The idea of universal salvation and that there is no hell for people who choose to reject God’s grace is unscriptural. Jesus himself warned of judgment more severely and described hell more vividly than anyone else in Scripture.
Others put great emphasis on God’s holiness. He sets his face against sin. He does not tolerate the least sin. No sin or sinner can get into heaven. Repentance is the only way to heaven.The Bible says that if we confess our sin, God will forgive us and cleanse us from all unrighteousness. But what if we don’t confess it? Someone who doesn’t confess can hardly repent. Hell is reserved for such.
That, too, sound impressive, but where’s the love and grace? Also, the emphasis on holiness can easily degenerate into the kind of rule keeping that Jesus condemned in the Pharisees. Fear of God becomes not reverential awe, but fear of eternal punishment. It’s difficult to see how anyone can love such a God. The Christian life becomes a desire to placate him. That, too, is unscriptural.
These extremes have been part of the church almost from the beginning, and most teaching of the church has managed to avoid going too far in either direction. But keeping them in proper balance has remained difficult.
Look how the psalmist does it. At the beginning of verse 7, he says God executes justice for the oppressed. At the end of verse 9 he promises that God will ruin the wicked. Sin has consequences. The psalmist doesn’t specify what kind of punishment awaits the wicked or unjust, but the promise of ruin means that God takes sin and injustice very seriously and will not tolerate it.
Between these two statements of judgment, the psalmist promises that God rights wrongs and fixes harm for the oppressed, the hungry, the prisoners, the blind, the burdened, strings, orphans, and widows. In this life, bad things happen. As the mention of prisoners makes clear, some bad things are a consequence of bad deeds and bad choices that people make.

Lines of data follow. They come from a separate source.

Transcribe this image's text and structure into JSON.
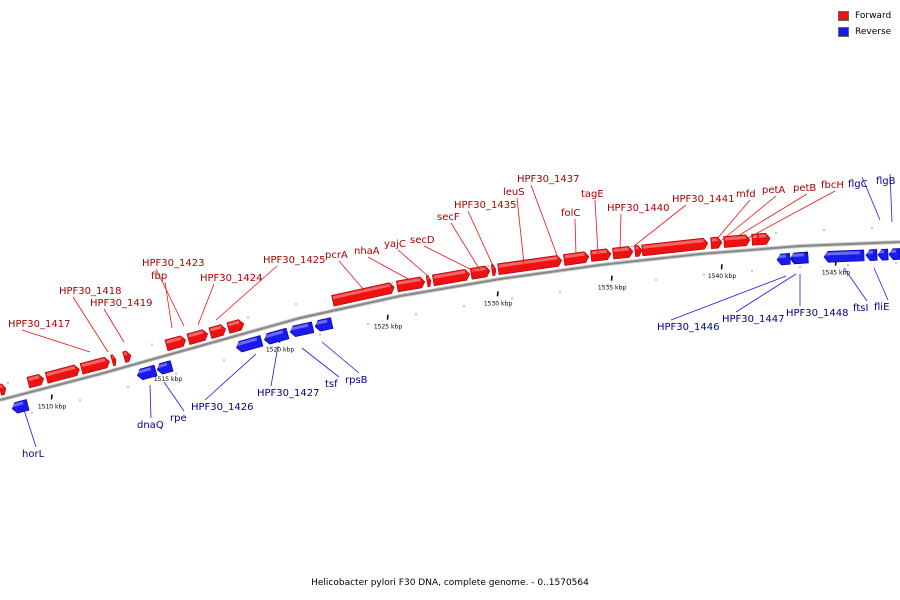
{
  "colors": {
    "forward": "#ee1111",
    "reverse": "#1a1aee",
    "backbone": "#888888",
    "forward_label": "#aa0000",
    "reverse_label": "#00008b"
  },
  "legend": {
    "forward": "Forward",
    "reverse": "Reverse"
  },
  "caption": "Helicobacter pylori F30 DNA, complete genome. - 0..1570564",
  "ticks": [
    "1510 kbp",
    "1515 kbp",
    "1520 kbp",
    "1525 kbp",
    "1530 kbp",
    "1535 kbp",
    "1540 kbp",
    "1545 kbp"
  ],
  "genes": [
    {
      "name": "HPF30_1417",
      "strand": "forward"
    },
    {
      "name": "HPF30_1418",
      "strand": "forward"
    },
    {
      "name": "HPF30_1419",
      "strand": "forward"
    },
    {
      "name": "HPF30_1423",
      "strand": "forward"
    },
    {
      "name": "fbp",
      "strand": "forward"
    },
    {
      "name": "HPF30_1424",
      "strand": "forward"
    },
    {
      "name": "HPF30_1425",
      "strand": "forward"
    },
    {
      "name": "pcrA",
      "strand": "forward"
    },
    {
      "name": "nhaA",
      "strand": "forward"
    },
    {
      "name": "yajC",
      "strand": "forward"
    },
    {
      "name": "secD",
      "strand": "forward"
    },
    {
      "name": "secF",
      "strand": "forward"
    },
    {
      "name": "HPF30_1435",
      "strand": "forward"
    },
    {
      "name": "leuS",
      "strand": "forward"
    },
    {
      "name": "HPF30_1437",
      "strand": "forward"
    },
    {
      "name": "folC",
      "strand": "forward"
    },
    {
      "name": "tagE",
      "strand": "forward"
    },
    {
      "name": "HPF30_1440",
      "strand": "forward"
    },
    {
      "name": "HPF30_1441",
      "strand": "forward"
    },
    {
      "name": "mfd",
      "strand": "forward"
    },
    {
      "name": "petA",
      "strand": "forward"
    },
    {
      "name": "petB",
      "strand": "forward"
    },
    {
      "name": "fbcH",
      "strand": "forward"
    },
    {
      "name": "horL",
      "strand": "reverse"
    },
    {
      "name": "dnaQ",
      "strand": "reverse"
    },
    {
      "name": "rpe",
      "strand": "reverse"
    },
    {
      "name": "HPF30_1426",
      "strand": "reverse"
    },
    {
      "name": "HPF30_1427",
      "strand": "reverse"
    },
    {
      "name": "tsf",
      "strand": "reverse"
    },
    {
      "name": "rpsB",
      "strand": "reverse"
    },
    {
      "name": "HPF30_1446",
      "strand": "reverse"
    },
    {
      "name": "HPF30_1447",
      "strand": "reverse"
    },
    {
      "name": "HPF30_1448",
      "strand": "reverse"
    },
    {
      "name": "ftsI",
      "strand": "reverse"
    },
    {
      "name": "fliE",
      "strand": "reverse"
    },
    {
      "name": "flgC",
      "strand": "reverse"
    },
    {
      "name": "flgB",
      "strand": "reverse"
    }
  ]
}
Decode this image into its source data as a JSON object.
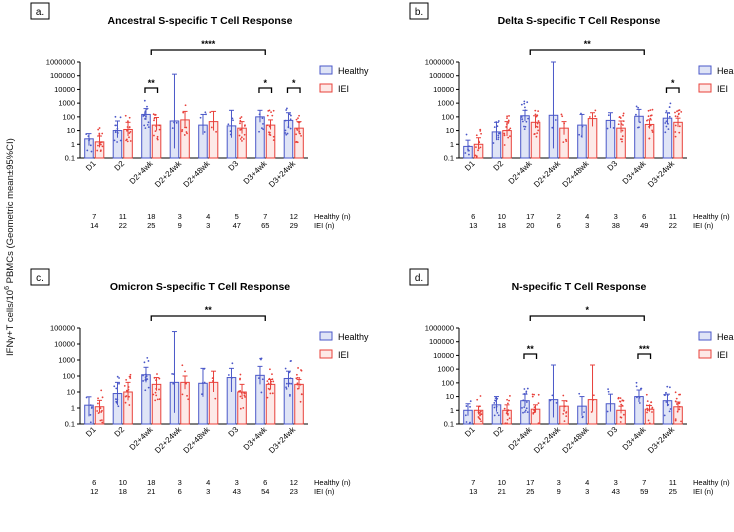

God allows punishment. God inflicts punishment. God’s judgment is severe. But God always stands ready to extend grace
So in terms of the beatitude, people who trust in God are blessed not only by God’s unlimited wisdom and knowledge, but also by his goodness. It is the goodness that guarantees that the blessing of God’s wisdom and knowledge will not be withheld.
God is eternal
But there’s a third kind of blessing for those who trust in God. Remember my dentist? Suppose he had been the best dentist who ever walked the earth. Suppose no dental problem had ever escaped his notice. Suppose that his treatments had all been permanently effective and never failed. (In the days of amalgam fillings, that would have been impossible, by the way). His death eventually would have robbed me and all his other patients of that supreme excellence.
But the psalmist assures us that God will reign forever. He will not simply exist forever. He will not simply live forever. He will reign forever. As the Christmas hymn expresses it, God rules the world with truth and grace. No power can ever successfully challenge his rule.
Blessed are people who trust in God, and in nothing less than God. Because God is all knowing, all wise, all powerful to be able to bless. He is all gracious and all loving to desire to bless. He is everlasting so that he can and will bless eternally.